In $$\phi^4$$ theory, Srednicki deduces the self energy (equation 31.5), as:
$$\Pi(k^2)=\frac{\lambda}{2(4\pi)^2)} \left[ \frac{2}{\epsilon}+1+ln\left(\frac{\mu}{m^2}\right)\right]m^2-Ak^2-Bm^2$$

I understand how he gets to this just fine, but now I'm trying to impose the usual on-shel (OS) renormalization scheme, which I believe means $$\Pi(-m^2)=0$$ and $$\Pi'(-m^2)=0$$ (Which are due to needing the exact prop to have poles and residues in correspondance with the Lehman-Callen form of it).

I'm having some issues doing this and I really don't understand why.

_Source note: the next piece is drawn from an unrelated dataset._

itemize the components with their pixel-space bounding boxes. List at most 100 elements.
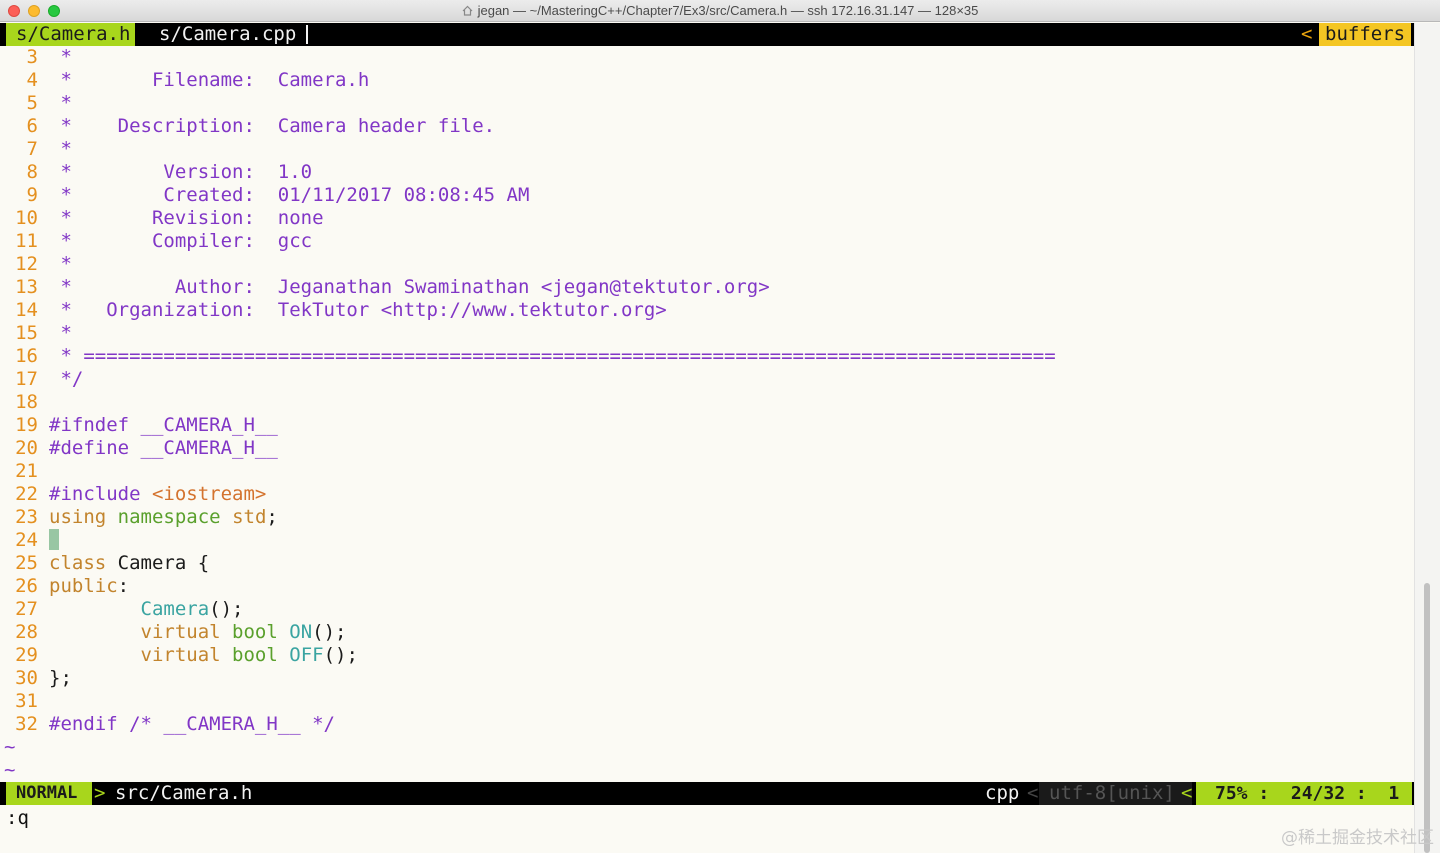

Firstly I set (to remove the mu depedence and the 1/epsilon infinity) :

$$B=\frac{\lambda}{16\pi^2}\left[ \frac{1}{\epsilon}+\frac{1}{2}+\kappa_B+ln\left(\frac{\mu}{m^2}\right)\right]$$.

Thus

$$\Pi(k^2)=-\frac{\lambda}{16\pi^2}\kappa_Bm^2-Ak^2$$

But now, imposing $$\Pi(-m^2)=0$$ leads to:

$$A=\frac{\lambda}{16\pi^2}\kappa_B$$

So,

$$\Pi(k^2)=-\frac{\lambda}{16\pi^2}\kappa_B(m^2+k^2)$$

Finally, imposing $$\Pi'(-m^2)=0$$ leads to:

$$-\frac{\lambda}{16\pi^2}\kappa_B=0$$

and thus $$\Pi(k^2)=0$$

I really don't know what I'm doing that could be possibly wrong. Appreciate any help whatsoever, thanks.